What we should tell our children is: "You have the power within you to do great things. Explore what your passions and gifts are, always strive for excellence, and don't be discouraged by your limitations."

2. IT'S NOT WHETHER YOU WIN OR LOSE; IT'S HOW YOU PLAY THE GAME

This sounds so right, I hate to have to destroy it. Again, the lesson here is well intentioned. But seriously, what if you always lose? People don't want to talk about this, but it happens. Winning instills a sense of accomplishment and pride. Playing the game well does too, even if you lose. But what if you lose and you suck? Then you're telling me I'm a double loser because not only did I lose the game, but the above maxim says that's not important - it's how I played that matters. Well I sucked! So what does that say? And what if I'm really good at a game without trying? I get to be a double winner? I win the game, and I'm amazing? You see my point.
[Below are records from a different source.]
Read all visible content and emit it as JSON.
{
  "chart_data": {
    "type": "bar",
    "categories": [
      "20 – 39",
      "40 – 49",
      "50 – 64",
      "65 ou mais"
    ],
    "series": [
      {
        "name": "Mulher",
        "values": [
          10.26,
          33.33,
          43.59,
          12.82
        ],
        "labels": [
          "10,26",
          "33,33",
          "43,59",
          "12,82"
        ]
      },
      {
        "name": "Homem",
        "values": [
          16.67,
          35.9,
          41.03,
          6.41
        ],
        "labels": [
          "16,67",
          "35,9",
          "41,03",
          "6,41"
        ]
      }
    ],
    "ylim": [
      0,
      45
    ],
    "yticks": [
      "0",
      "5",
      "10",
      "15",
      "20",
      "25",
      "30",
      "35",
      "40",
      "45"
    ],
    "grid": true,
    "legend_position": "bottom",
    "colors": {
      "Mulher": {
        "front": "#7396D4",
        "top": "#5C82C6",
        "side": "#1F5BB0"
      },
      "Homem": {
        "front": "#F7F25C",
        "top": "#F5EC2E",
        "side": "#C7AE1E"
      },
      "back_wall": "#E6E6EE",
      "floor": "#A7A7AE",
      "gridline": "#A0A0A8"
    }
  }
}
Obviously, the point trying to be made is always strive to be better. But hey, life is short. What if I never get better this season, or next? Bottom line is, I would like to win one every once in a while to enjoy that party-like atmosphere I always see the other team having. I mean, look at our examples. When the Yankees win, they rub it in everone's face. When the Red Sox or Patriots win, someone DIES - like some human sacrifice to the God of sports. I'm not kidding, look it up.

If winning doesn't matter, try telling that to the millions of fans who spend billions of dollars a year to see their team win. If winning doesn't matter, why do college coaches get fired after ONE bad season? Hey I thought it was how you played the game that mattered, coach? Whatever.
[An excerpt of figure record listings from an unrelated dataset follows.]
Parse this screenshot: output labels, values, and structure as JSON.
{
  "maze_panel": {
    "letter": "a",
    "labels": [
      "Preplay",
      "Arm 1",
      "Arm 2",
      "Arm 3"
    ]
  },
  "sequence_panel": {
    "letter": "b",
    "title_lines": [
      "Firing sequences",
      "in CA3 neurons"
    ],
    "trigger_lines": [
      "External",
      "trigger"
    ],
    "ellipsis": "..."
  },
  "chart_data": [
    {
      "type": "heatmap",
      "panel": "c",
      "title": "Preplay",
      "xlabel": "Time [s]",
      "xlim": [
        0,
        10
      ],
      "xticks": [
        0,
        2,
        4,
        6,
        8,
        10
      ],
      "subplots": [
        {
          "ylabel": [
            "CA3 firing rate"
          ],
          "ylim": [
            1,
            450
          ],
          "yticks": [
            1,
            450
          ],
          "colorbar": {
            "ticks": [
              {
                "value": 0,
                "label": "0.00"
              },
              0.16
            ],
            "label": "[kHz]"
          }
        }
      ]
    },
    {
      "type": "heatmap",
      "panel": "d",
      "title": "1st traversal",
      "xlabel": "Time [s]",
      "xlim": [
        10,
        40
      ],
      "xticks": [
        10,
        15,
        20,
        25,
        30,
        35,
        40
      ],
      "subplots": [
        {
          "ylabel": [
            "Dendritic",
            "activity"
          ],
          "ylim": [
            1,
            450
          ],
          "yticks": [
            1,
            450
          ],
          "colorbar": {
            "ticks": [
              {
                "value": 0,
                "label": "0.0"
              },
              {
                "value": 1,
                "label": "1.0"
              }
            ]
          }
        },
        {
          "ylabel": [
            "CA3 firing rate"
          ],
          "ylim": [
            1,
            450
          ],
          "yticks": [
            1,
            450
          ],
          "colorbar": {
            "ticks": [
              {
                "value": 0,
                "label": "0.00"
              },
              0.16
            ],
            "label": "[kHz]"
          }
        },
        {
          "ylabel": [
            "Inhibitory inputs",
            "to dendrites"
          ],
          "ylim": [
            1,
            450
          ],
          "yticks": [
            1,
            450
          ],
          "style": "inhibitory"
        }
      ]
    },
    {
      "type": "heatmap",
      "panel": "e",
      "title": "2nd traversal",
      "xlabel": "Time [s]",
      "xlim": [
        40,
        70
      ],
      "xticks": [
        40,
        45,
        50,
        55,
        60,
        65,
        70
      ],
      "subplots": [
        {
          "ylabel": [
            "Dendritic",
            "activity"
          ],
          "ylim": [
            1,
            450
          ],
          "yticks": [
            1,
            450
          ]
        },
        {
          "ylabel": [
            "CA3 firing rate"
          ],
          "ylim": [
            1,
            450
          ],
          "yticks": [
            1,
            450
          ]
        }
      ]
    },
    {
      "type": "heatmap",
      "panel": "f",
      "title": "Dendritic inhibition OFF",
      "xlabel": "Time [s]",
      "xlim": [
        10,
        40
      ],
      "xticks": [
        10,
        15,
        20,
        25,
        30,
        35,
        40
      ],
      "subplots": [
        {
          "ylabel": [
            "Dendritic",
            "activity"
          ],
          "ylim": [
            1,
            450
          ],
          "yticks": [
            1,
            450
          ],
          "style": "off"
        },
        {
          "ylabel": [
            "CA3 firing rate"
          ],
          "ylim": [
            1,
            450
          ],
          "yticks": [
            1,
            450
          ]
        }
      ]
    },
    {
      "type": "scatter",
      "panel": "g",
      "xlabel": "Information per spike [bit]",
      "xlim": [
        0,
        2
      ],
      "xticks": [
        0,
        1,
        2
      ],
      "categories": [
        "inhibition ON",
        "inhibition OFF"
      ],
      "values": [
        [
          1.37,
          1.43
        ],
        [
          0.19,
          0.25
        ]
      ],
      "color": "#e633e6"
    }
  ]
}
3. THIS HURTS ME MORE THAN IT HURTS YOU

Ah, finally. The most famous of all. Who wrote this? Obviously someone who's never had a good spanking. I don't mean a tap on the butt. I mean the "Go get me a switch"/fear in your heart/get chased around the house/"NOOOO! MOMMMMM!!!!" kind of beating. If anyone reading this knows what I'm talking about, you don't need me to tell you that this could not hurt the parent more than it hurts you. What are they talking about?

I have had to discipline my daughter, and she cries her eyes out. No I didn't enjoy it one bit, but clearly this is hurting her more. This statement is just some sorry way of making the child feel better about getting punished.

NOTE TO PARENTS: This statement doesn't make us feel better. It makes us feel worse, obviously. It says - "Hey, I know it hurts, but I'm hurting MORE. My pain is greater, so get over it." Remember, this is a child you're talking to.

Enough. Parents of the world - raise your children well. We're all trying our best (I hope) to do right by our children. And when times get hard, just remember when life gives you lemons, make lemonade.

Wait, don't I need sugar and ice for that? Don't get me started again.